There’s been a lot of talk about Google+ in the techie circles. Some have even declared that Facebook and Twitter are now on a quick way out . That’s quite a bold statement to make about services which have over 750  and 200  million users, respectively.
For a social network, obviously one of the most important requirements is that it has people in it. With everyone and their parents having joined Facebook and Twitter having become such an important communication service that even the President of the United States is using it to coordinate questions for his Twitter town hall meeting , how can one persuade people to switch to Google+?
Of course some have valid gripes with Facebook’s policies regarding privacy and might have been waiting for an alternative to leap to. But is this is enough to drive the critical mass from Facebook to Google? And are the policies of Google actually better? Google recently announced that they would be deleting all the private Google profiles and only allow public profiles in the future . This is a natural decision for Google - they run The Search Engine after all - but is this a natural decision for users?
One of the most important arguments for me for moving to Google+ is the better user experience in sharing stuff with only certain groups - or Circles as Google refers to them.
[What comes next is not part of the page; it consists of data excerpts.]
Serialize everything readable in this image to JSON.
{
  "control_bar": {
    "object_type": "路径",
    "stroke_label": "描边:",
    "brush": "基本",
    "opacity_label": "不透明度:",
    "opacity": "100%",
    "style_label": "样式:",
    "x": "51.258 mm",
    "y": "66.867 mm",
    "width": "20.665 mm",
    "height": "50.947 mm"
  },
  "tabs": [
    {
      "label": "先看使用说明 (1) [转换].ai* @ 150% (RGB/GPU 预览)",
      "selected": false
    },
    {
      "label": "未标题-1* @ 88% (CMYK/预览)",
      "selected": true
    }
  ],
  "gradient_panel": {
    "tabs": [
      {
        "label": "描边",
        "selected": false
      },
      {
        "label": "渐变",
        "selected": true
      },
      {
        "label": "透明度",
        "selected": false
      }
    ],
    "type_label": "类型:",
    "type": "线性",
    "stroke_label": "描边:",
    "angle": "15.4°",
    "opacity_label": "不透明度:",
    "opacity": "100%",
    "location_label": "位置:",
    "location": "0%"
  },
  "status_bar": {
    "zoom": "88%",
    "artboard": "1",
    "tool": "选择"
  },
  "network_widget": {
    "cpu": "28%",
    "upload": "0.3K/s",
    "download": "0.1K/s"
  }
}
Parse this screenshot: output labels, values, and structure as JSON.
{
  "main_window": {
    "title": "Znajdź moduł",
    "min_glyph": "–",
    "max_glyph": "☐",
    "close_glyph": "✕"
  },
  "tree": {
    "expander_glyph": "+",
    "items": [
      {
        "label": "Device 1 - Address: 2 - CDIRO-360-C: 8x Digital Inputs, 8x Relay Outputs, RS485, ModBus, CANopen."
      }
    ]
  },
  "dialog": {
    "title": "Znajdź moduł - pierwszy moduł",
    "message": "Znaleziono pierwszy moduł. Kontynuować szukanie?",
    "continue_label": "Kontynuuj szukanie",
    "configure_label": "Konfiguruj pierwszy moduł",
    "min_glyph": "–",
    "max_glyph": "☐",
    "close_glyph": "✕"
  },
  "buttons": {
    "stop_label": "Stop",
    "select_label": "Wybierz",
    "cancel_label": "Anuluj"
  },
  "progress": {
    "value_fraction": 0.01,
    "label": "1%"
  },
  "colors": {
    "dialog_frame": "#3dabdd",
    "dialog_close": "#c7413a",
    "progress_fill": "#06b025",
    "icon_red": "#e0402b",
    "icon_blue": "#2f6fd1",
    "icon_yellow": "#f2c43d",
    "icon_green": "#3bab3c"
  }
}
However Facebook already has support for similar sharing restrictions albeit with a poorer UX. I’ve actually only tried this once recently and ended up sharing my status post with everyone else except the ones I actually tried to share to. Yikes! If the easier restricting of sharing proves to be a major selling point, I’m sure Facebook will devote a lot of attention on improving their implementation - well before the critical mass of the users end up switching to Facebook’s competitor.
I dislike the fact that Twitter and Facebook, two privately owned companies with China rumoredly eyeing the shares of Facebook , have become such powerhouses in the world of social media. For this reason I’m glad that Google is stepping into the fight. Even if the balances of power will not be tipped, healthy competition surely won’t be a bad thing for the users. However if a non-techie friend of mine asks for what for she should to switch to Google+ - to move all their photo albums and profile descriptions, persuading their friends to make the switch to - for the time being my answer will be: “Nothing.”